I am an example of a self-taught software engineer. ‘Self-taught’ doesn't really mean I learnt everything on my own. Having had so many teachers, I just forgot about college. It doesn't mean there is nothing to learn, I am learning a lot everyday. And this piece of writing is directed towards those who are in the beginning of their learning cycle.
The following talks about the entire coding experience: the job you do, the things you try for fun, the project you have on weekends.
Programming came to my life through logical puzzles rather than websites and phone applications. It was competitive programming: competition of writing the most efficient algorithm to solve a well-defined problem in a limited amount of time.
Having that experience, for a long time I was afraid of the industry: hours of writing verbose and dull code connecting a lot of pieces together didn't seem very interesting to me. My knowledge about the industry was very limited but this part was true: in a majority of projects you have to write heaps of tedious and repetitive code just connecting giant pieces of ready code together, “gluing” APIs of complex systems. Those work as magic boxes and the only thing left is to put them together. And that is the moment when our “programming skills” are applied.
My problem is not in frameworks doing all the hard job and taking “all the fun code” we could possibly write. Frameworks are great, general solutions are great, people who built them are great. Seriously, it takes a lot of effort to build a general purpose “thing” (database or drawing library, doesn't matter).
The problem to discuss is in us, beginning programmers and engineers. It’s really easy to get a false sense of incredible power coming from a great tool: you just learn a dozen of special commands to operate this beast and it builds the whole web-application for you! Beginner would feel an incredible leap forward from what he could do before.
It really takes you several days to learn a new technology you could possibly use in your next project and write a blog post about your progress. And the next day thousands of guys and girls will read the front page of Hacker News full of “How I connected X with Y and used it for 2 weeks, here are awesome micro-benchmarks” type of titles, where X and Y can be any of the modern mainstream technologies.
There is nothing bad in exploring those things. It’s just not the best thing to focus on as a beginner.
Learning the concepts is much more important.
Learning ideas that allow the great solutions to come should precede blindly running through tens of technologies built on top of those ideas.
Once programmer understands the magic running inside another black box, he can find out magic doesn't exist, which may be the sad news for one but a lot of power to another. Be the one owning the power.
I have seen this answer to the following question on Quora: “What are the things you wish you knew when you started programming for the first time?”.

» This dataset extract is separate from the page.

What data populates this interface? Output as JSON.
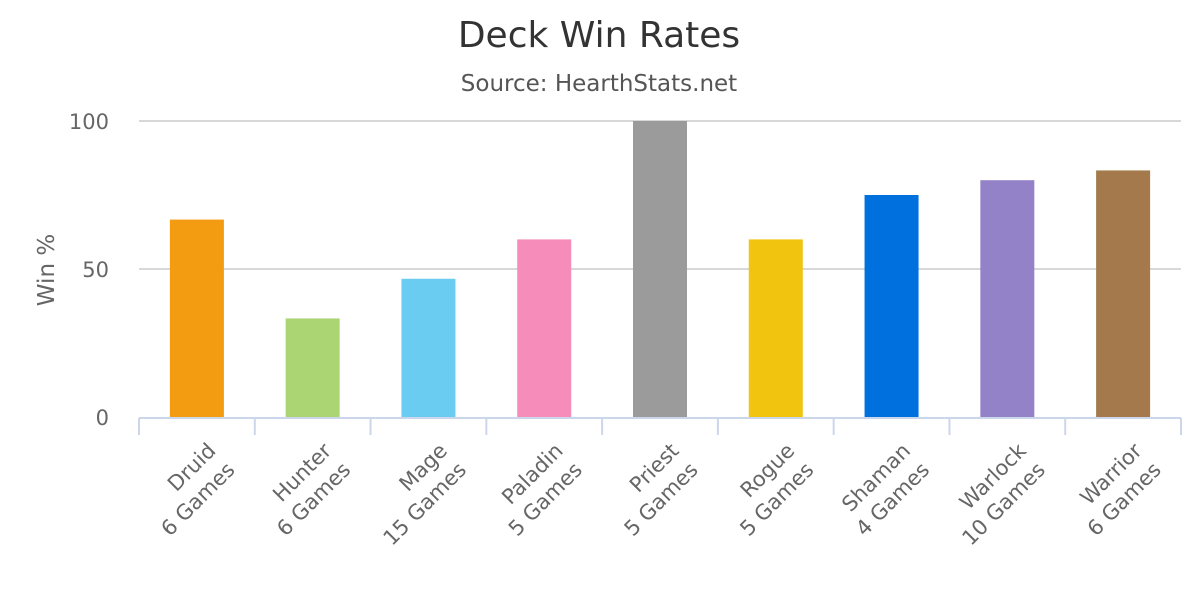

That it's better to know more algorithms than more programming languages.
Good answer. But it goes further: get to know several programming languages, learn the paradigms behind them, discover the ways people come to these paradigms. It can go meta even further in all directions.

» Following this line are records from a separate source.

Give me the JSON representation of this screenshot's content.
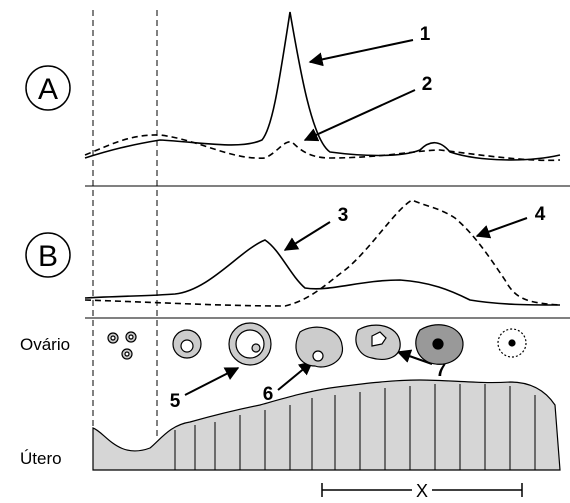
{
  "panels": [
    {
      "label": "A"
    },
    {
      "label": "B"
    }
  ],
  "callouts": [
    "1",
    "2",
    "3",
    "4",
    "5",
    "6",
    "7"
  ],
  "rows": [
    "Ovário",
    "Útero"
  ],
  "interval": {
    "label": "X"
  }
}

Every database has some fundamental principles shared across them. Those principles can be found in different categories. At the end of the day, we all know the clever things that came out of research and thinking based on a lot of both practical and theoretical knowledge.
Perhaps, after spending time investigating, researching and learning the fundamentals of databases you will better understand those benchmarks you measured last friday.

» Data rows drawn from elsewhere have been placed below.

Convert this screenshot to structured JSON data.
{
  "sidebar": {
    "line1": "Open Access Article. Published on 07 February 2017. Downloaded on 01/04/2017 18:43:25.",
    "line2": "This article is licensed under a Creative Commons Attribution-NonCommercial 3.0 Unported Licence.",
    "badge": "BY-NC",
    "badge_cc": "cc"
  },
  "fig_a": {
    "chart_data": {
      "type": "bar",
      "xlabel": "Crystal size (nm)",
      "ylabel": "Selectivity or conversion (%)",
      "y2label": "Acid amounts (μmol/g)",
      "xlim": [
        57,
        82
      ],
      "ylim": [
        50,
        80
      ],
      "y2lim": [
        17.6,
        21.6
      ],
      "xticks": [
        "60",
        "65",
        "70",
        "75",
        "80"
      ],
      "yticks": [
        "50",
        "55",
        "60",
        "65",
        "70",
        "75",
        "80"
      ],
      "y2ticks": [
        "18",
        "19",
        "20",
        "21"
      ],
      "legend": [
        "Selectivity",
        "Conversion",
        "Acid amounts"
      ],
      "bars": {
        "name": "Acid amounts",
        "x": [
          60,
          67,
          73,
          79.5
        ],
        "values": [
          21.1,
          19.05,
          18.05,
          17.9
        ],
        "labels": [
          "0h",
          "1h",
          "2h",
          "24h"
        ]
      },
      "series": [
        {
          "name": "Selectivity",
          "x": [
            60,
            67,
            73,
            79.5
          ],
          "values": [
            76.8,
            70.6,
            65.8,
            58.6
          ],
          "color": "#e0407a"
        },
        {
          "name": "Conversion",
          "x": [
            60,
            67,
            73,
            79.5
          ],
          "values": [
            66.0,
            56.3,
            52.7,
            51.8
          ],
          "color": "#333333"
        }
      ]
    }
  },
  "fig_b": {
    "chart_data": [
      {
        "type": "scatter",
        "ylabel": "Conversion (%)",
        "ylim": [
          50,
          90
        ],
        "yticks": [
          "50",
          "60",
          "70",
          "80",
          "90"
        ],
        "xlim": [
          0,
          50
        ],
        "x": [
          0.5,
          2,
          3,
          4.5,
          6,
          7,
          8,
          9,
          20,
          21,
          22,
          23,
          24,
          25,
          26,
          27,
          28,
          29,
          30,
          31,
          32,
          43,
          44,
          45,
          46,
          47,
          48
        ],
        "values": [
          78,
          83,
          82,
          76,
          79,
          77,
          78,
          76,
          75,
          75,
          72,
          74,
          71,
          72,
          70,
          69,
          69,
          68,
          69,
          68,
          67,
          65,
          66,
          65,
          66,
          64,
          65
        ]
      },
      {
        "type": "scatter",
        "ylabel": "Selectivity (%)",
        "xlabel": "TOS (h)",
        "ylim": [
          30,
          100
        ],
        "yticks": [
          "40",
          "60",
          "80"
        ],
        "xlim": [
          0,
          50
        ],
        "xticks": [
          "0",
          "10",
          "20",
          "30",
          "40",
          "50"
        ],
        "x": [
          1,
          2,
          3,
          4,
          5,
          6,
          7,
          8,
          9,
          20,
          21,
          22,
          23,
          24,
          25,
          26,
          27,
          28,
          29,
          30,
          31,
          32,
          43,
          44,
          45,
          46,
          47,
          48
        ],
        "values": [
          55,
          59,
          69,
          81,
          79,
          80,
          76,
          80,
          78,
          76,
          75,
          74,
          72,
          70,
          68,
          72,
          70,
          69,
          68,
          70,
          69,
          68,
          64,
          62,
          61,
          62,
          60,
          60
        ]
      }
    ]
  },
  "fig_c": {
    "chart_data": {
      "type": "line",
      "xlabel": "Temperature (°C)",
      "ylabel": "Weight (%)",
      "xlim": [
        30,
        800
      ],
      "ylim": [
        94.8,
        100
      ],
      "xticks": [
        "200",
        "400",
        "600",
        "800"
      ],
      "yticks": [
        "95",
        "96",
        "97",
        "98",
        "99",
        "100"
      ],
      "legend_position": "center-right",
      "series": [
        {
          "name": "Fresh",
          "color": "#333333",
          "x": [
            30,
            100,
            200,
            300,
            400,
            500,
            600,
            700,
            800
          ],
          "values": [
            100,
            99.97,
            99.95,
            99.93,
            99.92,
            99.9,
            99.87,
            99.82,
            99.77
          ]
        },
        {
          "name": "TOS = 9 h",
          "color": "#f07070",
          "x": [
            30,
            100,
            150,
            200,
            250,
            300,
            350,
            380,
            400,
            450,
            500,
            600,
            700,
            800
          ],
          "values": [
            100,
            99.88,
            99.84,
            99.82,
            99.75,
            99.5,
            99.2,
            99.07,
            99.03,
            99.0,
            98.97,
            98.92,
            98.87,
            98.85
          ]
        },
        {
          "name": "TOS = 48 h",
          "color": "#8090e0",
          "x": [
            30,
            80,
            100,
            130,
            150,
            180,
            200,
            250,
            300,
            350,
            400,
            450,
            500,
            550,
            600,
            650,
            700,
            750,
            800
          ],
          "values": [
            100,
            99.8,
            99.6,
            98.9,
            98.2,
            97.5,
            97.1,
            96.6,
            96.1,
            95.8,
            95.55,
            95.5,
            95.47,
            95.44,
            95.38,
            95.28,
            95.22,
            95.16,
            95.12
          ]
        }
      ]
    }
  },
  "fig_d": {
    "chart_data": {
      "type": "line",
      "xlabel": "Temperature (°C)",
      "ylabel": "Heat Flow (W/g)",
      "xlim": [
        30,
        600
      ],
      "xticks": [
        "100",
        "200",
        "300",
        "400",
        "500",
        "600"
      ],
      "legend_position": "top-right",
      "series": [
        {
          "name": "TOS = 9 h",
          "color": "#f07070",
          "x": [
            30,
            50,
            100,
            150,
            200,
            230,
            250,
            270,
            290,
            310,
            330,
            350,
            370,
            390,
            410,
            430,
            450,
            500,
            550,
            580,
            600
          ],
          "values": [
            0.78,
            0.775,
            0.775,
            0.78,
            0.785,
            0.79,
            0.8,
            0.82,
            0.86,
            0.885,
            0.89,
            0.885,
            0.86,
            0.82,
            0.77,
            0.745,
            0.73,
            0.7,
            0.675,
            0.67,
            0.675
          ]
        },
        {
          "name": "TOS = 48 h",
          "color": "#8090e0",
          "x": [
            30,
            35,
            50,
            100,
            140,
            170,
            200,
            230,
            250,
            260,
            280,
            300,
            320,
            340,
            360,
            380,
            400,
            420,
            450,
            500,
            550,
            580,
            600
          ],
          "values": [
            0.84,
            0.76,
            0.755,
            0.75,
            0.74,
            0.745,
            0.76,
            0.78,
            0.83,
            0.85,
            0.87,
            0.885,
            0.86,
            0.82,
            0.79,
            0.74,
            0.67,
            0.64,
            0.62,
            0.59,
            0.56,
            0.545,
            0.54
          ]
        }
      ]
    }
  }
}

I met people of different ages and different experience claiming “you don't really need all that theoretical stuff”. A lot of people carelessly say kids don't need all that Computer Science stuff to become a programmer, nobody even goes to school. I hear it especially a lot as I am one of those kids who started coding without going to college, but I disagree.
One could argue: you certainly won't use all the CS curriculum got at college if you are building hundreds of websites looking alike, making small tweaks for every new client. If that’s what you want to do all your life — you are fine, but I have a different plan for myself.
Avoiding the “hard parts” of programming will never end well. One day such programmer will hit his limit of gluing database with a front-end framework and a search engine building CRUD applications. He will stop learning as he would think everything is already learnt. And after being bored for a while this programmer would start measuring the performance of another NoSQL database right before getting in the argument of big data future on a mailing list.
Please, don't do it. Evolve, discover new areas of programming. Again, not necessarily the new frameworks, but rather — the concepts, ideas, approaches people came up with over decades since machines were born.
You might think, all the theory from books and papers is boring and useless. But look around. Application of all the theory is really near you all the time. Have you ever wondered how the compiler works? How to implement your own toy programming language? How does git store your history and does it so fast and efficiently? How does the diff utility work? Won't it be fun to implement the differing algorithm on your own given the paper and detailed explanation? Can we build the modified version optimized for written text (words, sentences, paragraphs) rather than source code? How do social networks understand what news are relevant to us, can I build my own system of recommendations? You can start by “hacking” on these problems next weekend or commitment-free evening.
Further, you might find a gig that will allow you to explore new and challenging areas everyday. You might not want that but I do and that’s the plan for my education. The real and applied one.
This kind of learning really changed my view on the industry. I see myself growing as a software engineer and “making things” is also involved here. I really wish it came to me earlier.
I don't mean to dig textbooks all day, see, I actually encourage you do go and build things with your new knowledge.